Nick emphasized that we should pay close attention to the labels on the paints we buy.  For instance, an “open” block on a label says it is transparent;  a filled in black block means opaque.  Certain letters mean such things as A = best for lasting;  B is less lasting.

Other interesting facts:   Each Brand has certain colors that they say are their “Primary” colors;  there are certain properties for paints to granulate; have texture, and are opaque – generally mineral paints;  staining colors are usually synthetic, more transparent.  One can download a chart from Windsor Newton that tells all of this kind of information.  Also W/N has seven Mediums:  a granulation media; a blending media; a texture media, an irridescent media; an oxgall media which aids re-wetting and “lifting” and a masking media (only use old or cheap brush).  A tip given – use a bamboo pen to put on masking in small, thin, strokes.

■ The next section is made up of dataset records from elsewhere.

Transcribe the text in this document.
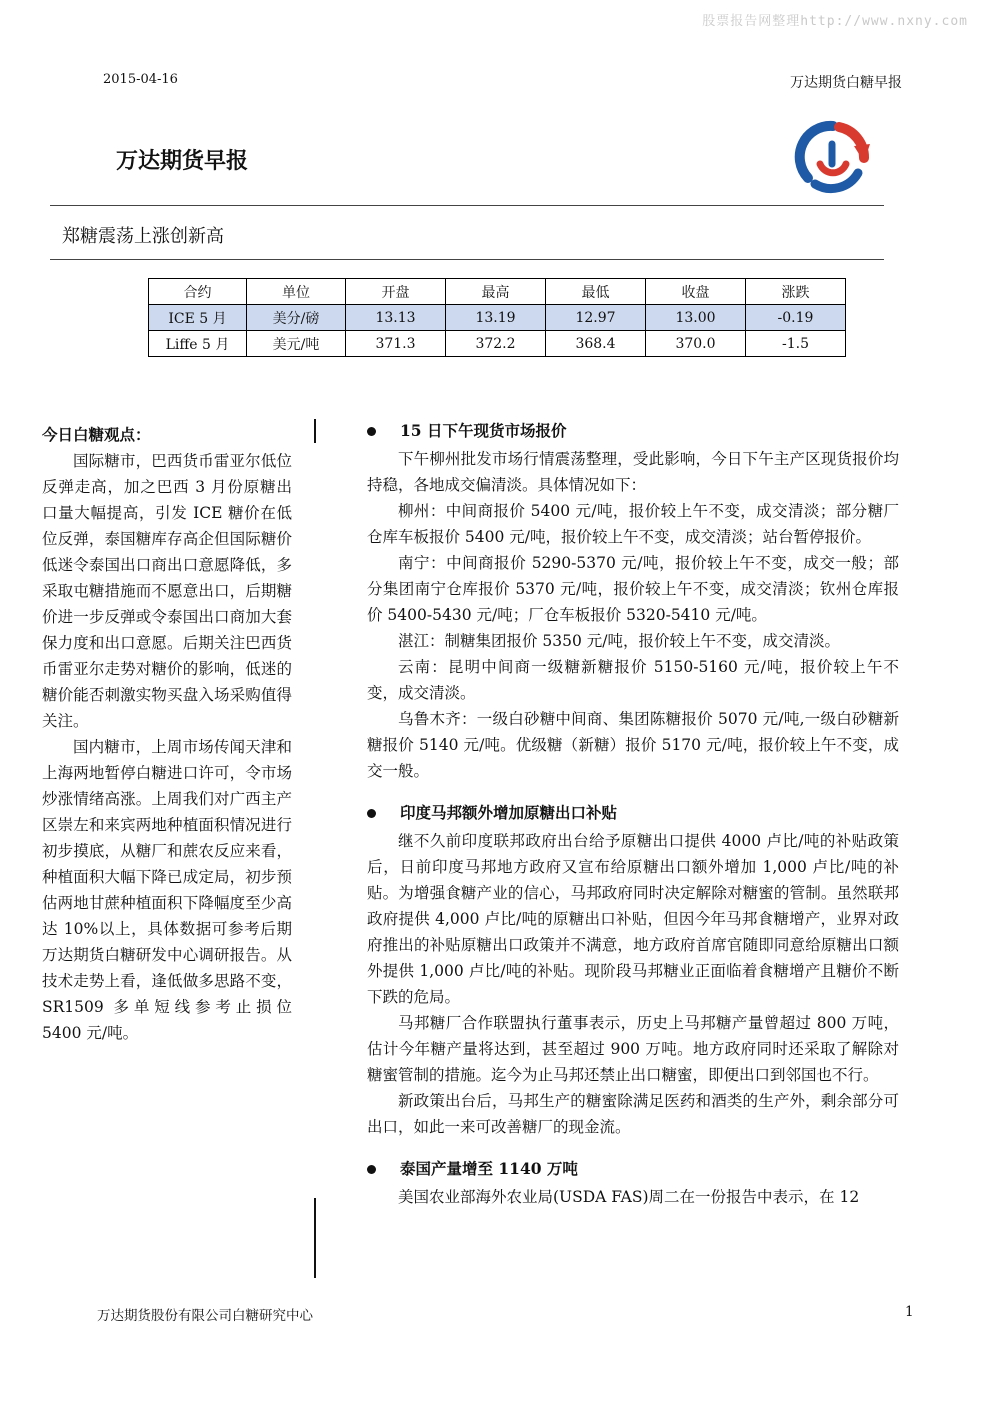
股票报告网整理http://www.nxny.com
2015-04-16	万达期货白糖早报
万达期货早报
郑糖震荡上涨创新高
合约	单位	开盘	最高	最低	收盘	涨跌
ICE 5 月	美分/磅	13.13	13.19	12.97	13.00	-0.19
Liffe 5 月	美元/吨	371.3	372.2	368.4	370.0	-1.5
今日白糖观点：

国际糖市，巴西货币雷亚尔低位反弹走高，加之巴西 3 月份原糖出口量大幅提高，引发 ICE 糖价在低位反弹，泰国糖库存高企但国际糖价低迷令泰国出口商出口意愿降低，多采取屯糖措施而不愿意出口，后期糖价进一步反弹或令泰国出口商加大套保力度和出口意愿。后期关注巴西货币雷亚尔走势对糖价的影响，低迷的糖价能否刺激实物买盘入场采购值得关注。

国内糖市，上周市场传闻天津和上海两地暂停白糖进口许可，令市场炒涨情绪高涨。上周我们对广西主产区崇左和来宾两地种植面积情况进行初步摸底，从糖厂和蔗农反应来看，种植面积大幅下降已成定局，初步预估两地甘蔗种植面积下降幅度至少高达 10%以上，具体数据可参考后期万达期货白糖研发中心调研报告。从技术走势上看，逢低做多思路不变，SR1509 多单短线参考止损位 5400 元/吨。

15 日下午现货市场报价

下午柳州批发市场行情震荡整理，受此影响，今日下午主产区现货报价均持稳，各地成交偏清淡。具体情况如下：

柳州：中间商报价 5400 元/吨，报价较上午不变，成交清淡；部分糖厂仓库车板报价 5400 元/吨，报价较上午不变，成交清淡；站台暂停报价。

南宁：中间商报价 5290-5370 元/吨，报价较上午不变，成交一般；部分集团南宁仓库报价 5370 元/吨，报价较上午不变，成交清淡；钦州仓库报价 5400-5430 元/吨；厂仓车板报价 5320-5410 元/吨。

湛江：制糖集团报价 5350 元/吨，报价较上午不变，成交清淡。

云南：昆明中间商一级糖新糖报价 5150-5160 元/吨，报价较上午不变，成交清淡。

乌鲁木齐：一级白砂糖中间商、集团陈糖报价 5070 元/吨,一级白砂糖新糖报价 5140 元/吨。优级糖（新糖）报价 5170 元/吨，报价较上午不变，成交一般。

印度马邦额外增加原糖出口补贴

继不久前印度联邦政府出台给予原糖出口提供 4000 卢比/吨的补贴政策后，日前印度马邦地方政府又宣布给原糖出口额外增加 1,000 卢比/吨的补贴。为增强食糖产业的信心，马邦政府同时决定解除对糖蜜的管制。虽然联邦政府提供 4,000 卢比/吨的原糖出口补贴，但因今年马邦食糖增产，业界对政府推出的补贴原糖出口政策并不满意，地方政府首席官随即同意给原糖出口额外提供 1,000 卢比/吨的补贴。现阶段马邦糖业正面临着食糖增产且糖价不断下跌的危局。

马邦糖厂合作联盟执行董事表示，历史上马邦糖产量曾超过 800 万吨，估计今年糖产量将达到，甚至超过 900 万吨。地方政府同时还采取了解除对糖蜜管制的措施。迄今为止马邦还禁止出口糖蜜，即便出口到邻国也不行。

新政策出台后，马邦生产的糖蜜除满足医药和酒类的生产外，剩余部分可出口，如此一来可改善糖厂的现金流。

泰国产量增至 1140 万吨

美国农业部海外农业局(USDA FAS)周二在一份报告中表示，在 12

万达期货股份有限公司白糖研究中心	1
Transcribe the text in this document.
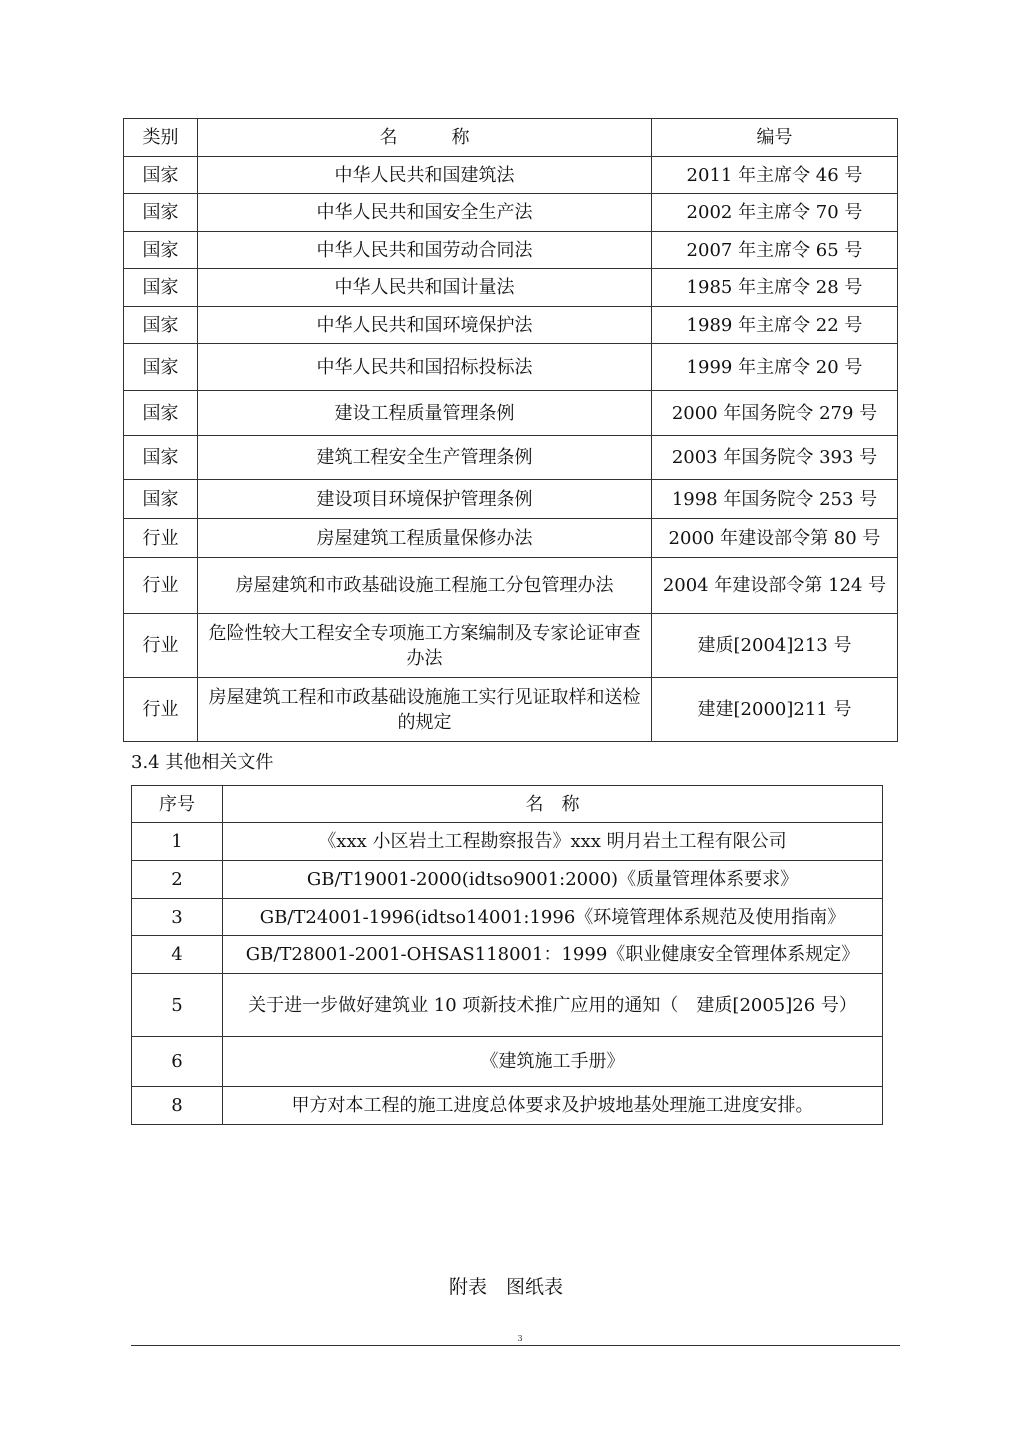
类别	名　　　称	编号
国家	中华人民共和国建筑法	2011 年主席令 46 号
国家	中华人民共和国安全生产法	2002 年主席令 70 号
国家	中华人民共和国劳动合同法	2007 年主席令 65 号
国家	中华人民共和国计量法	1985 年主席令 28 号
国家	中华人民共和国环境保护法	1989 年主席令 22 号
国家	中华人民共和国招标投标法	1999 年主席令 20 号
国家	建设工程质量管理条例	2000 年国务院令 279 号
国家	建筑工程安全生产管理条例	2003 年国务院令 393 号
国家	建设项目环境保护管理条例	1998 年国务院令 253 号
行业	房屋建筑工程质量保修办法	2000 年建设部令第 80 号
行业	房屋建筑和市政基础设施工程施工分包管理办法	2004 年建设部令第 124 号
行业	危险性较大工程安全专项施工方案编制及专家论证审查办法	建质[2004]213 号
行业	房屋建筑工程和市政基础设施施工实行见证取样和送检的规定	建建[2000]211 号
3.4 其他相关文件
序号	名　称
1	《xxx 小区岩土工程勘察报告》xxx 明月岩土工程有限公司
2	GB/T19001-2000(idtso9001:2000)《质量管理体系要求》
3	GB/T24001-1996(idtso14001:1996《环境管理体系规范及使用指南》
4	GB/T28001-2001-OHSAS118001：1999《职业健康安全管理体系规定》
5	关于进一步做好建筑业 10 项新技术推广应用的通知（　建质[2005]26 号）
6	《建筑施工手册》
8	甲方对本工程的施工进度总体要求及护坡地基处理施工进度安排。
附表　图纸表
3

A question about Brushes was answered -  Sable brushes are generally considered the “Best”.  Be gentle with them; clean them well;  don’t use them on canvas.

And, after all this knowledge was given to us – there were additional gifts for each member at the meeting – a  bottle of blending medium, a sample of Windsor Newton’s new Watercolor Paint Marker – very interesting – wide tip or narrow tip (can also be wet), and a Paint Stick (rather like a watercolor crayon).  Everyone was eager to try out these new products.